Bilecek, kavrayacak, yargılayacak, hesaplayacak, düşleyecek, sezeceksin ve sonunda beyninin yarattığından başka gerçek olmadığını düşünme noktasına varacaksın. Düşmanlarının şiddetini ezebilmek için; kendi şiddetini bastırmasını öğreneceksin. İki çubuğu tutuşturuncaya kadar birbirine sürtmesini öğreneceksin. Çünkü seni, kendilerinden ayrı görmeyenler, senin etinle başka hayvanların eti arasında ayrım yapmayan yırtıcı hayvanları korkutabilmek için; mağaranın ağzına yanar bir meşale fırlatman gerekecek.Ve yanan meşaleni, o mağaranın ağzına bir daha fırlatabilmek için bin tapınak kurman,bin yasa yapman, bin kitap yazman, bin tanrıya tapınman, bin resim çizmen, bin makine yapman, bin kent fethetmen, bin atom parçaman gerekecek.Ve düşündüğün için, kafatasının içinde bir sinir yumağı, bilgi algılayabilen ve bu bilgiyi önden arkaya aktarabilen bir örgü sistemi geliştirmiş olduğun için; bütün bunları yapacaksın…Dolaysız algılamaların ve hayati gereksinimlerin sınırlarını aşarak, düşünmekte özgür olacaksın.
Dallardan indiğinde on milyon beyin hücren bulunacak. Kafatasının içindeki o elektrik bataryası; esnekliği ile araştırmaya senin meraklarını gidermeye, amaçlar belirlemeye, amaçları gerçekleştirmeye, zorlukları yenmeye, önceden sezmeye, öğrenmeye, unutmaya, anımsamaya hazır olacak ve sen salt varolmanın gereksinmelerinden kurtularak adım adım yükseleceksin. Fiziksel ortamın olumlu ve olumsuz yanlarını kollayarak, elverişli koşullar arayarak, içinden en çoğunu isterken görünürde en azı ölçüt alıp; gerçeği tartarak ama boşuna çabalamanın tekdüzeliğine düşmeden yükseleceksin.

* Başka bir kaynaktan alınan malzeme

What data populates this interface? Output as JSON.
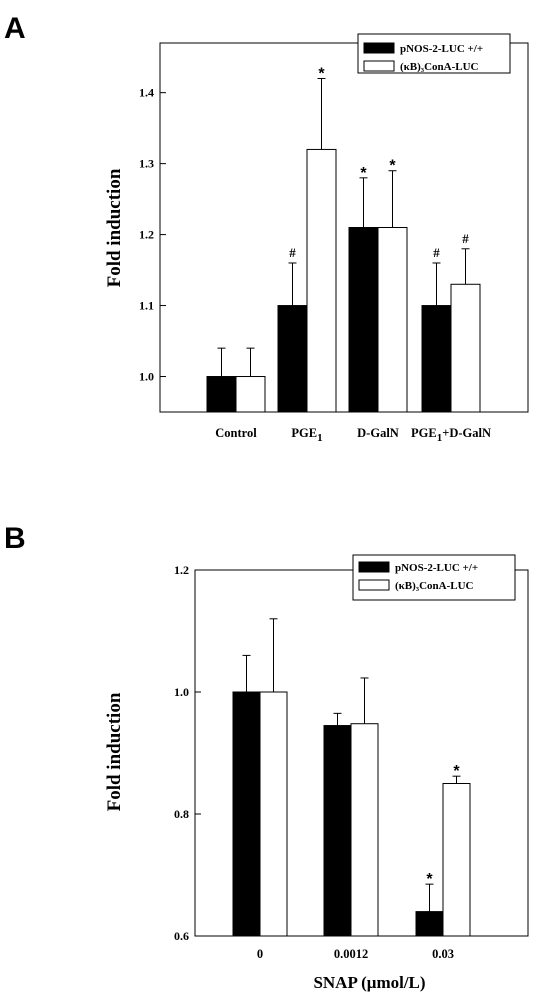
{
  "chart_data": [
    {
      "panel": "A",
      "type": "bar",
      "xlabel": "",
      "ylabel": "Fold induction",
      "ylim": [
        0.95,
        1.47
      ],
      "yticks": [
        "1.0",
        "1.1",
        "1.2",
        "1.3",
        "1.4"
      ],
      "yticks_values": [
        1.0,
        1.1,
        1.2,
        1.3,
        1.4
      ],
      "grid": false,
      "legend_position": "top-right",
      "categories": [
        {
          "base": "Control",
          "sub": "",
          "tail": ""
        },
        {
          "base": "PGE",
          "sub": "1",
          "tail": ""
        },
        {
          "base": "D-GalN",
          "sub": "",
          "tail": ""
        },
        {
          "base": "PGE",
          "sub": "1",
          "tail": "+D-GalN"
        }
      ],
      "series": [
        {
          "name": "pNOS-2-LUC +/+",
          "color": "#000000",
          "values": [
            1.0,
            1.1,
            1.21,
            1.1
          ],
          "errors": [
            0.04,
            0.06,
            0.07,
            0.06
          ],
          "annotations": [
            "",
            "#",
            "*",
            "#"
          ]
        },
        {
          "name": "(κB)₃ConA-LUC",
          "color": "#ffffff",
          "values": [
            1.0,
            1.32,
            1.21,
            1.13
          ],
          "errors": [
            0.04,
            0.1,
            0.08,
            0.05
          ],
          "annotations": [
            "",
            "*",
            "*",
            "#"
          ]
        }
      ]
    },
    {
      "panel": "B",
      "type": "bar",
      "xlabel": "SNAP (μmol/L)",
      "ylabel": "Fold induction",
      "ylim": [
        0.6,
        1.2
      ],
      "yticks": [
        "0.6",
        "0.8",
        "1.0",
        "1.2"
      ],
      "yticks_values": [
        0.6,
        0.8,
        1.0,
        1.2
      ],
      "grid": false,
      "legend_position": "top-right",
      "categories": [
        {
          "base": "0",
          "sub": "",
          "tail": ""
        },
        {
          "base": "0.0012",
          "sub": "",
          "tail": ""
        },
        {
          "base": "0.03",
          "sub": "",
          "tail": ""
        }
      ],
      "series": [
        {
          "name": "pNOS-2-LUC +/+",
          "color": "#000000",
          "values": [
            1.0,
            0.945,
            0.64
          ],
          "errors": [
            0.06,
            0.02,
            0.045
          ],
          "annotations": [
            "",
            "",
            "*"
          ]
        },
        {
          "name": "(κB)₃ConA-LUC",
          "color": "#ffffff",
          "values": [
            1.0,
            0.948,
            0.85
          ],
          "errors": [
            0.12,
            0.075,
            0.012
          ],
          "annotations": [
            "",
            "",
            "*"
          ]
        }
      ]
    }
  ]
}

Kendini başkalarıyla paylaşılan yaşama uyduracaksın.O yaşamın gereklerine göre; kendini biçimlendireceksin. İstek duyacaksın. İçinden kabaran istekle, isteğini doyuran nesnenin aynı olmasını, aynı noktada bütünleşmesini isteyeceksin. İstek ile istenilenin aralarında boşluk olmaksızın özdeşleşmesini, aynı anda doyuma ulaşmayı düşleyeceksin.
Kendini tanıyacaksın.Başkalarını tanıyacaksın ve kendini onlara tanıtacaksın.Ve bu arada seninle isteğin arasına birer engel oldukları için; herkese karşı olduğunu da bileceksin.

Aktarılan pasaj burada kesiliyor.